Progress is possible. Dental public health plays a vital role by doing research and collecting data on the state of oral health across the UK, and ensuring that we can build on successes. We also take the lead in driving dental public health improvements at a local level, working with communities and key stakeholders, including community and hospital dentists and GDPs.
Getting supervised brushing back on track
A huge part of our remit is to educate the public on good oral health and our supervised brushing campaigns in schools do just that. Implementing supervised tooth brushing schemes in schools plays a vital role in not only promoting tooth-brushing habits and the importance of a healthy mouth, but communicating why this is an essential part of the overall health and wellbeing of a child.
We have recently been successful in getting most of our supervised brushing schemes in Devon back on track, following new guidance from the Government, to minimize risk of COVID-19 transmission, and to ensure patient safety. This is excellent news, as nearly all of our 300 nurseries and schools have confirmed that it is an important priority even during the pandemic.
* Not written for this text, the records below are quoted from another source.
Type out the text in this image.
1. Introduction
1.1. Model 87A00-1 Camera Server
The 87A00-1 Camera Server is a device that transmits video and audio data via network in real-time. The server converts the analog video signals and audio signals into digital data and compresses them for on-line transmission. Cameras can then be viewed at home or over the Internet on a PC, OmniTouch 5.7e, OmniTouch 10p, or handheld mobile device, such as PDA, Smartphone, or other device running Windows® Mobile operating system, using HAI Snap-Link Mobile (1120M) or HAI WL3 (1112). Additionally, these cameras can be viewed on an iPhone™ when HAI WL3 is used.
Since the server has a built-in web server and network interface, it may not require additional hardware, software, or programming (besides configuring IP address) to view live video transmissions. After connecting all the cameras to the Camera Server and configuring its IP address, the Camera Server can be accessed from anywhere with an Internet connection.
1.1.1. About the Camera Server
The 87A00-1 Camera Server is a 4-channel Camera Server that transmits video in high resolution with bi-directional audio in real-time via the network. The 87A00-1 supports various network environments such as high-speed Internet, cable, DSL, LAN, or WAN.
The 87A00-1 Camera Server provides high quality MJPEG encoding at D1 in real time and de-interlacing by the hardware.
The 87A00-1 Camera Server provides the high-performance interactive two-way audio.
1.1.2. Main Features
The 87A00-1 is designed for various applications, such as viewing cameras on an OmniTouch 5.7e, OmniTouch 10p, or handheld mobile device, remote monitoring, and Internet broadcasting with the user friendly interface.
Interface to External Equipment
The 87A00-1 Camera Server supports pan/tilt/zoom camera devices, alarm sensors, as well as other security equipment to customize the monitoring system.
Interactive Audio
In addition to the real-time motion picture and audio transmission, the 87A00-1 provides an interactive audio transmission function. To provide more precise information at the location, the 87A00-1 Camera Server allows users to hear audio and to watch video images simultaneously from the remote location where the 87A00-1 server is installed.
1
School staff and our local clinical teams made this possible. And I’m proud to see such great feedback for their work, it really shows what a difference we can make: “All the children really enjoy the brushing bus club and understand the importance of having healthy teeth and gums. The programme is very well organised and the resources are very accessible.”
Fighting for oral health to be given prominence
In dental public health, projects often take a long time to come to fruition. This programme took nearly 10 years to get off the ground. Despite these challenges, we are fighting for oral health to be a prominent part of the wider health agenda. We know that won’t happen overnight, but I believe that there’s never been a more important time to be making this case.
I believe our supervised brushing campaign in Devon is innovative and provides an excellent way forward, we’d like to see our model being rolled out in other counties, in collaboration with other examples of best practice we know are happen across the UK.
The BDA has long been calling for
a national scheme for supervised brushing, and Public Health England fully supported this. With a commitment from the Government and the required funding to back it up, we can have a true impact on the nation’s oral health - let’s not lose this opportunity.
We all know that prevention is better than cure, it is time to make this a reality.